Трижды во  время боев на непризнанной войне в Чеченской республике на командира тактической группы Черноморского флота подполковника Вадима Клименко направлялось представление на высокое звание Героя России. «Черные береты» под его командой накрывали склады «духов» с оружием. В одном из таких схронов дожидались своего часа танк и самоходная артиллерийская установка. «Полосатые дьяволы» от разведки участвовали в захвате лагеря для подготовки боевиков самого Хаттаба. Десятки раз черноморцы принимали смертельный бой с опытным и великолепно обученным неприятелем. Тысячи километров исхожено да изъезжено по склизким от солдатской крови горным тропам и дорогам ТОЙ необъявленной, но уже почти десятилетней войне.

В награде ли дело? Ведь ты остался в живых и даже не был ранен. Там, на перевалах горной республики, он обрел проверенную перед лицом смерти дружбу. Героем России стал друг и боевой брат майор Владимир Карпушенко – за них за всех, и живых и мертвых. 

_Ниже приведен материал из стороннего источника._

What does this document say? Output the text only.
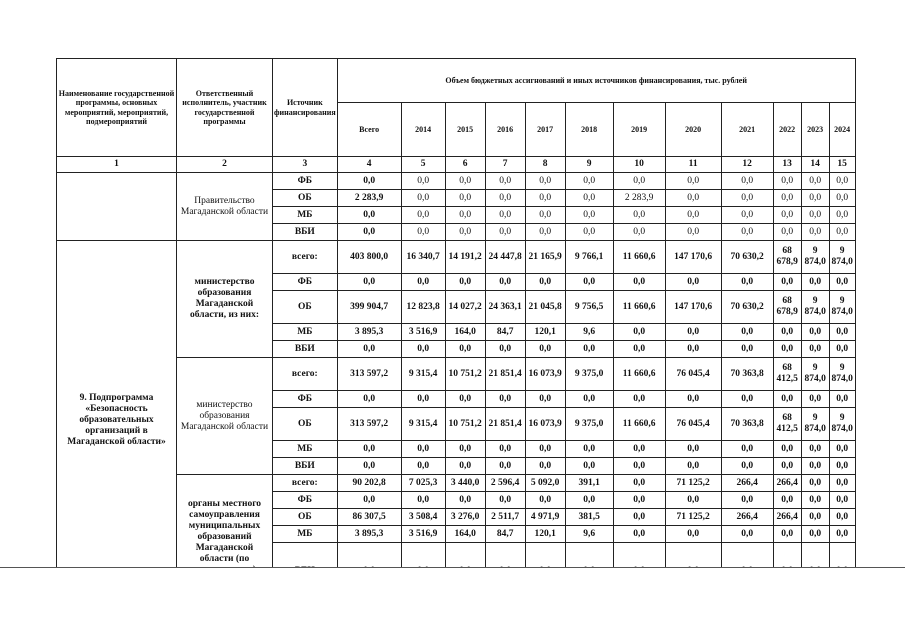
Наименование государственной программы, основных мероприятий, мероприятий, подмероприятий	Ответственный исполнитель, участник государственной программы	Источник финансирования	Объем бюджетных ассигнований и иных источников финансирования, тыс. рублей											
			Всего	2014	2015	2016	2017	2018	2019	2020	2021	2022	2023	2024
1	2	3	4	5	6	7	8	9	10	11	12	13	14	15
	Правительство Магаданской области	ФБ	0,0	0,0	0,0	0,0	0,0	0,0	0,0	0,0	0,0	0,0	0,0	0,0
		ОБ	2 283,9	0,0	0,0	0,0	0,0	0,0	2 283,9	0,0	0,0	0,0	0,0	0,0
		МБ	0,0	0,0	0,0	0,0	0,0	0,0	0,0	0,0	0,0	0,0	0,0	0,0
		ВБИ	0,0	0,0	0,0	0,0	0,0	0,0	0,0	0,0	0,0	0,0	0,0	0,0
9. Подпрограмма «Безопасность образовательных организаций в Магаданской области»	министерство образования Магаданской области, из них:	всего:	403 800,0	16 340,7	14 191,2	24 447,8	21 165,9	9 766,1	11 660,6	147 170,6	70 630,2	68 678,9	9 874,0	9 874,0
		ФБ	0,0	0,0	0,0	0,0	0,0	0,0	0,0	0,0	0,0	0,0	0,0	0,0
		ОБ	399 904,7	12 823,8	14 027,2	24 363,1	21 045,8	9 756,5	11 660,6	147 170,6	70 630,2	68 678,9	9 874,0	9 874,0
		МБ	3 895,3	3 516,9	164,0	84,7	120,1	9,6	0,0	0,0	0,0	0,0	0,0	0,0
		ВБИ	0,0	0,0	0,0	0,0	0,0	0,0	0,0	0,0	0,0	0,0	0,0	0,0
	министерство образования Магаданской области	всего:	313 597,2	9 315,4	10 751,2	21 851,4	16 073,9	9 375,0	11 660,6	76 045,4	70 363,8	68 412,5	9 874,0	9 874,0
		ФБ	0,0	0,0	0,0	0,0	0,0	0,0	0,0	0,0	0,0	0,0	0,0	0,0
		ОБ	313 597,2	9 315,4	10 751,2	21 851,4	16 073,9	9 375,0	11 660,6	76 045,4	70 363,8	68 412,5	9 874,0	9 874,0
		МБ	0,0	0,0	0,0	0,0	0,0	0,0	0,0	0,0	0,0	0,0	0,0	0,0
		ВБИ	0,0	0,0	0,0	0,0	0,0	0,0	0,0	0,0	0,0	0,0	0,0	0,0
	органы местного самоуправления муниципальных образований Магаданской области (по	всего:	90 202,8	7 025,3	3 440,0	2 596,4	5 092,0	391,1	0,0	71 125,2	266,4	266,4	0,0	0,0
		ФБ	0,0	0,0	0,0	0,0	0,0	0,0	0,0	0,0	0,0	0,0	0,0	0,0
		ОБ	86 307,5	3 508,4	3 276,0	2 511,7	4 971,9	381,5	0,0	71 125,2	266,4	266,4	0,0	0,0
		МБ	3 895,3	3 516,9	164,0	84,7	120,1	9,6	0,0	0,0	0,0	0,0	0,0	0,0
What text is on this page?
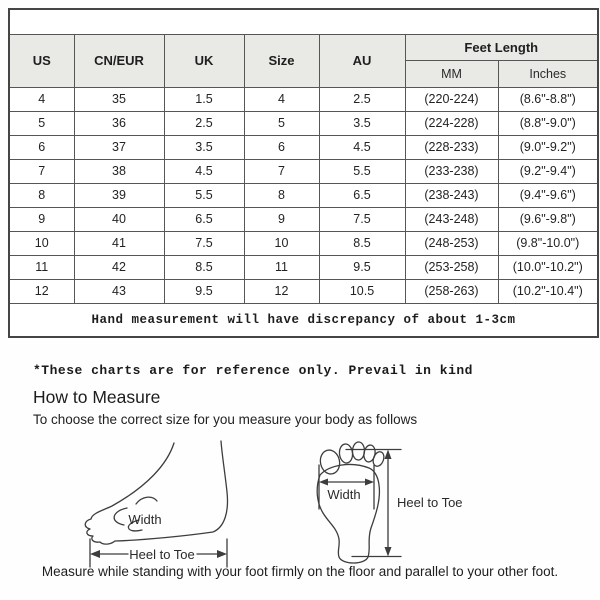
US	CN/EUR	UK	Size	AU	Feet Length	
					MM	Inches
4	35	1.5	4	2.5	(220-224)	(8.6"-8.8")
5	36	2.5	5	3.5	(224-228)	(8.8"-9.0")
6	37	3.5	6	4.5	(228-233)	(9.0"-9.2")
7	38	4.5	7	5.5	(233-238)	(9.2"-9.4")
8	39	5.5	8	6.5	(238-243)	(9.4"-9.6")
9	40	6.5	9	7.5	(243-248)	(9.6"-9.8")
10	41	7.5	10	8.5	(248-253)	(9.8"-10.0")
11	42	8.5	11	9.5	(253-258)	(10.0"-10.2")
12	43	9.5	12	10.5	(258-263)	(10.2"-10.4")
Hand measurement will have discrepancy of about 1-3cm						
*These charts are for reference only. Prevail in kind
How to Measure
To choose the correct size for you measure your body as follows
Width
Heel to Toe
Width
Heel to Toe
Measure while standing with your foot firmly on the floor and parallel to your other foot.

Для подполковника Вадима Клименко как разведчика мгновением высшего счастья были скупые слова  признания после боя спецназовской элиты из «Вымпела» - и среди «обычных» войск есть равные нам профи. Такие как ты, Вадим и твои разведчики.

Подлинное величие русского солдата, как ни изощрялись бы во все времена геббелевско-удуговская пропаганда, в его человеческом сердце. Пронзительный случай навек врежется в память Вадима о той войне. В морозный январь 2000-го, уже ближе к вечеру, разведгруппа возвращалась из поиска. Холод, усталость, казались невыносимыми. Хотелось одного – спать и перехватить  чего-нибудь  из давно забытого горячего питания.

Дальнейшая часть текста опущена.